Mathematical modeling and decision-making within the healthcare industry have given means to quantitatively evaluate the impact of decisions into diagnosis, screening, and treatment of diseases. In this work, we look into a specific, yet very important disease, the Alzheimer. In the United States, Alzheimer’s Disease (AD) is the 6th leading cause of death. Diagnosis of AD cannot be confidently confirmed until after death. This has prompted the importance of early diagnosis of AD, based upon symptoms of cognitive decline. A symptom of early cognitive decline and indicator of AD is Mild Cognitive Impairment (MCI). In addition to this qualitative test, Biomarker tests have been proposed in the medical field including p-Tau, FDG-PET, and hippocampal. These tests can be administered to patients as early detectors of AD thus improving patients’ life quality and potentially reducing the costs of the health structure. Preliminary work has been conducted in the development of a Sequential Tree Based Classifier (STC), which helps medical providers predict if a patient will contract AD or not, by sequentially testing these biomarker tests. The STC model, however, has its limitations and the need for a more complex, robust model is needed. In fact, STC assumes a general linear model as the status of the patient based upon the tests results. We take a simulation perspective and try to define a more complex model that represents the patient evolution in time.

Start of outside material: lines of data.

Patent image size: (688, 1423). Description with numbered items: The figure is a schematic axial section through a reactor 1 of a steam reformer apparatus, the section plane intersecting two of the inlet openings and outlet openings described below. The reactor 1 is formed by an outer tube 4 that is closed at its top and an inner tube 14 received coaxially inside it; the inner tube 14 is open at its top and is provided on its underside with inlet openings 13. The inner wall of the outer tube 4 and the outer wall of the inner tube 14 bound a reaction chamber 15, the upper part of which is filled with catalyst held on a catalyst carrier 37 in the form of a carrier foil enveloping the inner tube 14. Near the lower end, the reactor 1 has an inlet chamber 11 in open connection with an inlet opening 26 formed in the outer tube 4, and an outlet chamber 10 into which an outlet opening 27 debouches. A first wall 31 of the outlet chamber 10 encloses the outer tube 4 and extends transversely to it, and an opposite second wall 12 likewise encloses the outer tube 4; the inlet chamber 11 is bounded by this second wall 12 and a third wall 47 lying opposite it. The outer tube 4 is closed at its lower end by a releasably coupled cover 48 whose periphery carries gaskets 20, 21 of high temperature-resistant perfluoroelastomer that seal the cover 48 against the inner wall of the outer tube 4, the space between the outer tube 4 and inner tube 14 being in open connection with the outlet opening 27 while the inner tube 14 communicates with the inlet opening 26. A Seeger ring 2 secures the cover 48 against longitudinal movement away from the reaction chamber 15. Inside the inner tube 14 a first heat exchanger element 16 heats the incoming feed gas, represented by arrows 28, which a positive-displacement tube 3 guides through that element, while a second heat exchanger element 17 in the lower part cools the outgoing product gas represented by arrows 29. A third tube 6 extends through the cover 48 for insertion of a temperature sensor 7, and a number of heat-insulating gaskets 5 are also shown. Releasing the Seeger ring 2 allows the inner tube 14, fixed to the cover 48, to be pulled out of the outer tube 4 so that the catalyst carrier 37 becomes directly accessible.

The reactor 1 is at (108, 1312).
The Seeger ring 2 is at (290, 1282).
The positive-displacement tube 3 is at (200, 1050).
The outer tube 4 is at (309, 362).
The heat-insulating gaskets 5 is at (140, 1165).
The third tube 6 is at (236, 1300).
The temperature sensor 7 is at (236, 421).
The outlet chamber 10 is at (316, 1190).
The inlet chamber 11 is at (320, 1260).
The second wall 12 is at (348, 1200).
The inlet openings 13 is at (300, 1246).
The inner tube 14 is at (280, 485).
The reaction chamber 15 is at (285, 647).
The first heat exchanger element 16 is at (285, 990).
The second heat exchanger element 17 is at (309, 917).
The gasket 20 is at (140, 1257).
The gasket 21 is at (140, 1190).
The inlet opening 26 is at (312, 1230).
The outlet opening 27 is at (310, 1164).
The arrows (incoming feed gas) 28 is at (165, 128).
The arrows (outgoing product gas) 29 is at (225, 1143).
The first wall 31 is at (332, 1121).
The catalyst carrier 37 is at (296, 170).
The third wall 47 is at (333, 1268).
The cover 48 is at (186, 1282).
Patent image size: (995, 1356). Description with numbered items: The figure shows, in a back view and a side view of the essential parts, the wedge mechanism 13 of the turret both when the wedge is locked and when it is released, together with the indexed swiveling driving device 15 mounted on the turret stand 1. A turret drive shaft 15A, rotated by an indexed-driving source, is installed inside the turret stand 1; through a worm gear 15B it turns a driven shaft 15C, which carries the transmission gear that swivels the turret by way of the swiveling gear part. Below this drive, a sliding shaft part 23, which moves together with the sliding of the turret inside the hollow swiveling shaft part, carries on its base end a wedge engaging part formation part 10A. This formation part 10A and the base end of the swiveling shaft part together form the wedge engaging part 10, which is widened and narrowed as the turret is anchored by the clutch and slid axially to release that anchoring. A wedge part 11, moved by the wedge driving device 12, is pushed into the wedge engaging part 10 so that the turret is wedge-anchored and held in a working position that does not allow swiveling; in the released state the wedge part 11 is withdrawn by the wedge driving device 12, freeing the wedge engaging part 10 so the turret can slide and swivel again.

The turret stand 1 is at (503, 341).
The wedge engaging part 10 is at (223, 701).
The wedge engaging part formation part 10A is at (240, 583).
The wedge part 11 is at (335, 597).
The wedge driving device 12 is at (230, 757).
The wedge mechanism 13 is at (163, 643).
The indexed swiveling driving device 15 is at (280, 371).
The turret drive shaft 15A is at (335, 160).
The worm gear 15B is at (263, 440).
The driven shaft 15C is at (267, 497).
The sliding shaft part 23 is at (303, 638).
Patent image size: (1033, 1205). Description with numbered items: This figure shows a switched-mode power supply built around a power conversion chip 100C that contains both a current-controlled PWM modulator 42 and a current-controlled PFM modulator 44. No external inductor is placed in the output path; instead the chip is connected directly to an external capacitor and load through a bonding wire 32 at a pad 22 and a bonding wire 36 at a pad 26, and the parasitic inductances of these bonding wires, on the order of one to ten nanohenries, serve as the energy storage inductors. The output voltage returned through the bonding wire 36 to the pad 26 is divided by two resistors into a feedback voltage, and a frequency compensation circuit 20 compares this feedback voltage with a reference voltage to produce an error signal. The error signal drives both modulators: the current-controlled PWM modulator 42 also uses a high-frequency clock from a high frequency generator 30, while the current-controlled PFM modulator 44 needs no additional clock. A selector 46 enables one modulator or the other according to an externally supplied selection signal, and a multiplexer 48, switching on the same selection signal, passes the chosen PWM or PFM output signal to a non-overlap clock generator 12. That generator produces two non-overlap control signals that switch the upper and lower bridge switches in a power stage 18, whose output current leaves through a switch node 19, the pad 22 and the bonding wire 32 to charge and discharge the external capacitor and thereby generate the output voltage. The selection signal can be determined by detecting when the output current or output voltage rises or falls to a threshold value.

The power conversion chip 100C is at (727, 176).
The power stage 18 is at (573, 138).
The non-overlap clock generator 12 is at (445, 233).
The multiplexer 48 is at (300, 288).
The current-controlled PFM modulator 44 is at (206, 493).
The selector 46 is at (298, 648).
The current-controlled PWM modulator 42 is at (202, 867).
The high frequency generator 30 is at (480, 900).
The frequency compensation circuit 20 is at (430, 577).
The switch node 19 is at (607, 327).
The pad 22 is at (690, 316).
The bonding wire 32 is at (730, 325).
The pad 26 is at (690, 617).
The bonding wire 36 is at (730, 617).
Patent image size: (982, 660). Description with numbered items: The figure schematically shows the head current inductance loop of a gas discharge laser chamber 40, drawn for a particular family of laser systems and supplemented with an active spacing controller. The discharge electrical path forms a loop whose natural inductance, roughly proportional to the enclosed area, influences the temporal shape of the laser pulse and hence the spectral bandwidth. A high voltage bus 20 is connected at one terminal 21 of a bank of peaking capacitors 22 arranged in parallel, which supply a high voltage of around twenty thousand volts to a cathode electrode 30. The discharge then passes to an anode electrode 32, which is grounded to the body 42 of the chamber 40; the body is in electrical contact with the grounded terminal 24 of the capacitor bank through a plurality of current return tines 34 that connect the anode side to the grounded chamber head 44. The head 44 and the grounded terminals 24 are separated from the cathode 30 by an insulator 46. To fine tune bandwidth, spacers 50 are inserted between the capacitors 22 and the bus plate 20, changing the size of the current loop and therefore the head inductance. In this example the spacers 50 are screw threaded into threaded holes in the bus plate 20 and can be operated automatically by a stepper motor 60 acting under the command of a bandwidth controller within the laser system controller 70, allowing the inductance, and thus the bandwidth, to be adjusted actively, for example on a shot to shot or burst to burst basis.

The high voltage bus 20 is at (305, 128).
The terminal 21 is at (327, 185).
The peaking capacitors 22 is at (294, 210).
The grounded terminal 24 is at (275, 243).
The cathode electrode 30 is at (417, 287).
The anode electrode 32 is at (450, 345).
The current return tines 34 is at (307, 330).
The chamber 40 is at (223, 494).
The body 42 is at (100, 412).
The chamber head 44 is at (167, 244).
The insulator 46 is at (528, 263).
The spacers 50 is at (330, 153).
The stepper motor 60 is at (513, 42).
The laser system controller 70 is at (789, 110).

Specifically, this thesis focuses on the formulation of a Markov Chain model that is complex and robust. This Markov Chain model emulates the evolution of MCI patients based upon doctor visits and the sequential administration of biomarker tests. Data provided to create this Markov Chain model were collected by the Alzheimer’s Disease Neuroimaging Initiative (ADNI) database. The data lacked detailed information of the sequential administration of the biomarker tests and therefore, different analytical approaches were tried and conducted in order to calibrate the model. The resulting Markov Chain model provided the capability to conduct experiments regarding different parameters of the Markov Chain and yielded different results of patients that contracted AD and those that did not, leading to important insights into effect of thresholds and sequence on patient prediction capability as well as health costs reduction.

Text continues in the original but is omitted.